宴會的主人公商陸在他面前停下,開門見山的問話,只從聲音就可知是有多不待見面前的人。
“你就沒點什麼要問的嗎?”傅粵懶散的靠在沙發上。
商陸既然已經知道七年前的事,那他就沒什麼想問他的嗎?
商陸是個非常聰明的人,他一聽傅粵的口吻就知道一定有什麼事,是傅粵認為他此時已經知道的。
他面上不動聲色,只冷冷的由上而下的睥睨着他。
“我問了你就會說嗎?”
往日的傅粵但凡仔細點都能察覺出商陸在炸他的話,但是此時的傅粵不是往日的傅粵。
他低笑一聲,裏面有很多無可奈何,自嘲和那麼些無力與深切的懊悔。
“她為了你真的可以不要命,五年甚至於毀了一輩子,她為你心甘情願,商陸,你何德何能?”

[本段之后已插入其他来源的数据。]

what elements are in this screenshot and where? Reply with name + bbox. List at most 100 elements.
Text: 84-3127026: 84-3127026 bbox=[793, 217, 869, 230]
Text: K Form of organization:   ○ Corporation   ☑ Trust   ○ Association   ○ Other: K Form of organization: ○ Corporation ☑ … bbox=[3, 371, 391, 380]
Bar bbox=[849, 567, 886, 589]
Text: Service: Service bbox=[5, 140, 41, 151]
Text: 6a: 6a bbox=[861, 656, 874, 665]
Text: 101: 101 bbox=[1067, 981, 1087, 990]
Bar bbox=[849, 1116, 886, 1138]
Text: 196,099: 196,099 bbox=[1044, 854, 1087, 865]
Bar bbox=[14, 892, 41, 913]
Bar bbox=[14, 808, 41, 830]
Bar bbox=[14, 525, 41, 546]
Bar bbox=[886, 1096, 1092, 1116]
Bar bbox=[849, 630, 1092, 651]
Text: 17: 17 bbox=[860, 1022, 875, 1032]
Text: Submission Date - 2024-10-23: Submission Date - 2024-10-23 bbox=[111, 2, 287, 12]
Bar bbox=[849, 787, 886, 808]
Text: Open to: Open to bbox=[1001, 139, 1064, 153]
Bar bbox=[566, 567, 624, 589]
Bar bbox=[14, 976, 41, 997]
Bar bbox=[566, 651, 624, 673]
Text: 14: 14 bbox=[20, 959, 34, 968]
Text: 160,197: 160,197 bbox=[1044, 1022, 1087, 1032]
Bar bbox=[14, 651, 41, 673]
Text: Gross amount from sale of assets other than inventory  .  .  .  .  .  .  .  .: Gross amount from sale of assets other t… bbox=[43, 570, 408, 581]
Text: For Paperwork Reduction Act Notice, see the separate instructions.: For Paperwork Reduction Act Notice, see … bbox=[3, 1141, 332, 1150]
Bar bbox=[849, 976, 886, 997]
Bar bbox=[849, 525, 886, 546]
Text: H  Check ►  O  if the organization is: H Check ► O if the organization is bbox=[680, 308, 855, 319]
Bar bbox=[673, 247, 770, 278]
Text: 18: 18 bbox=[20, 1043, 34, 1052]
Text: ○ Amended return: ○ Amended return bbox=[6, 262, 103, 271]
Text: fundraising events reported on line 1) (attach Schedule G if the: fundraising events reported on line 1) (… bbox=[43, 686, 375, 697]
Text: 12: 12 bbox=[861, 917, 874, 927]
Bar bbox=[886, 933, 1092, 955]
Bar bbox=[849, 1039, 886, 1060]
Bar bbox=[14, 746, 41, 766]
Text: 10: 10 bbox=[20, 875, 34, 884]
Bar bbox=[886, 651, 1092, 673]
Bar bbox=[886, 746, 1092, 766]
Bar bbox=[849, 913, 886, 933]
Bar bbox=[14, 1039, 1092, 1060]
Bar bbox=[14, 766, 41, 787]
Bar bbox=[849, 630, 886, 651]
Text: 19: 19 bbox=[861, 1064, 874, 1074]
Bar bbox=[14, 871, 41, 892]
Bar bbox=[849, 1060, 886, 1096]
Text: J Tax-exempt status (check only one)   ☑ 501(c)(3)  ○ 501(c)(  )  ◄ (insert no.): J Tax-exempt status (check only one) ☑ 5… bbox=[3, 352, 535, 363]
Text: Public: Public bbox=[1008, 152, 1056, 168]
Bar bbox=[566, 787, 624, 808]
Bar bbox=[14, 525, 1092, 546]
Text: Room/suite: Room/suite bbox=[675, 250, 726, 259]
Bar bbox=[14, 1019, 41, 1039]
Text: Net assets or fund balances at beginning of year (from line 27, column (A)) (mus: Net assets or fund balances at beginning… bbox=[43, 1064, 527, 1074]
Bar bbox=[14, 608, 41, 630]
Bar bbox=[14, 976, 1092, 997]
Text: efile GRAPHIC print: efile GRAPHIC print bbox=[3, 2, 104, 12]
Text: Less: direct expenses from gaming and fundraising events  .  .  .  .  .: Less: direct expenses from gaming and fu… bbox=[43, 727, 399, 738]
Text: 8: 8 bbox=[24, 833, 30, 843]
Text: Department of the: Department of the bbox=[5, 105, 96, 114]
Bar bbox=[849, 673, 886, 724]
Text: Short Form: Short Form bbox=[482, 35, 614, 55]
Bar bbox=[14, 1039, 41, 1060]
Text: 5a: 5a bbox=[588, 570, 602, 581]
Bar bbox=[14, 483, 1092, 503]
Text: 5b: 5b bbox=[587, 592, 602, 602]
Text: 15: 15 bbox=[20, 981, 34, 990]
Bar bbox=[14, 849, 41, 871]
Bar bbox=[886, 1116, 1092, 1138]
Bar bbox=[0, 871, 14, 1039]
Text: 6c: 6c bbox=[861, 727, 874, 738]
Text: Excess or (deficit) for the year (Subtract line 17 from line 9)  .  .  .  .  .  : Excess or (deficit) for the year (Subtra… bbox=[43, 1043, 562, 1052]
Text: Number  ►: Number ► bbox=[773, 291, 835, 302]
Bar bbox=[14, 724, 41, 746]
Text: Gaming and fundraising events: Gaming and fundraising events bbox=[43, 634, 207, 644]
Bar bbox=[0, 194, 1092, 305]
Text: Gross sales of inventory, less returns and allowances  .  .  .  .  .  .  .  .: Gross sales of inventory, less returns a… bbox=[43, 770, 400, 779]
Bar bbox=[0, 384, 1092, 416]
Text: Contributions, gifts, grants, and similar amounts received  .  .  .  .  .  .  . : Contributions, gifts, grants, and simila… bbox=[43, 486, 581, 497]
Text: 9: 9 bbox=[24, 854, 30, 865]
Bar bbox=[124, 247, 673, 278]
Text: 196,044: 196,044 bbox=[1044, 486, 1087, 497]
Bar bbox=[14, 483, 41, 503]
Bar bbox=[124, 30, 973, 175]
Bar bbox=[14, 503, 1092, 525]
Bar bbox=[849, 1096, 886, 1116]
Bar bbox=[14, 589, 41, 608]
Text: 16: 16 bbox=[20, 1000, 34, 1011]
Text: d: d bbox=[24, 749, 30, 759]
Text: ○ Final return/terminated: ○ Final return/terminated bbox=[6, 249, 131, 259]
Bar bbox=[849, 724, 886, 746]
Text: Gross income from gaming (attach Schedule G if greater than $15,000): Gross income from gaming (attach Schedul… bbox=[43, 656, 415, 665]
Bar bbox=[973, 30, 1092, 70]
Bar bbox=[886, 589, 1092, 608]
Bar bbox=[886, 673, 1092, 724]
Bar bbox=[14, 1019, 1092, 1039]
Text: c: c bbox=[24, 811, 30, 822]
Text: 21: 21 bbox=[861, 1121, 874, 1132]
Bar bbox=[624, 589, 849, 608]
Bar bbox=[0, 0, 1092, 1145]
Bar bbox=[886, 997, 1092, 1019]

商陸意識到,有些他一直規避的問題已經浮出水面,那是他承擔不起的代價。
可是他想知道,他想知道他的沅舒當年為什麼走,又去了哪裏。
要不然他一輩子輾轉難安。
“她在那個地方受委屈了,我知道,但我沒辦法。”
傅粵驟然抬眼,那目光又凶又沉,“你知道?”
他以為商陸一直不知道,所以才能做到這麼多年無動於衷。
“她在……”
“傅粵!”
剩下的話他尚未出口就被沅舒又急又冷的聲音壓制住。
她是不喜歡跟傅粵在一塊待着,哪成想就這麼一會他們兩個就碰到一起了。
傅粵是當年為數不多的知情人之一,她萬分懼怕他會跟商陸說什麼不該說的話。
或許,她就不該回來,不該醉酒,不該撥通那個電話。
沅舒自認鎮定正常的走過去,“我這幾年到處溜達,過的很好,不必傅總挂念了。”
傅粵倏忽間微醺的酒醒了大半,反應過來商陸什麼都不知道,這一來一回不過是炸他的話罷了。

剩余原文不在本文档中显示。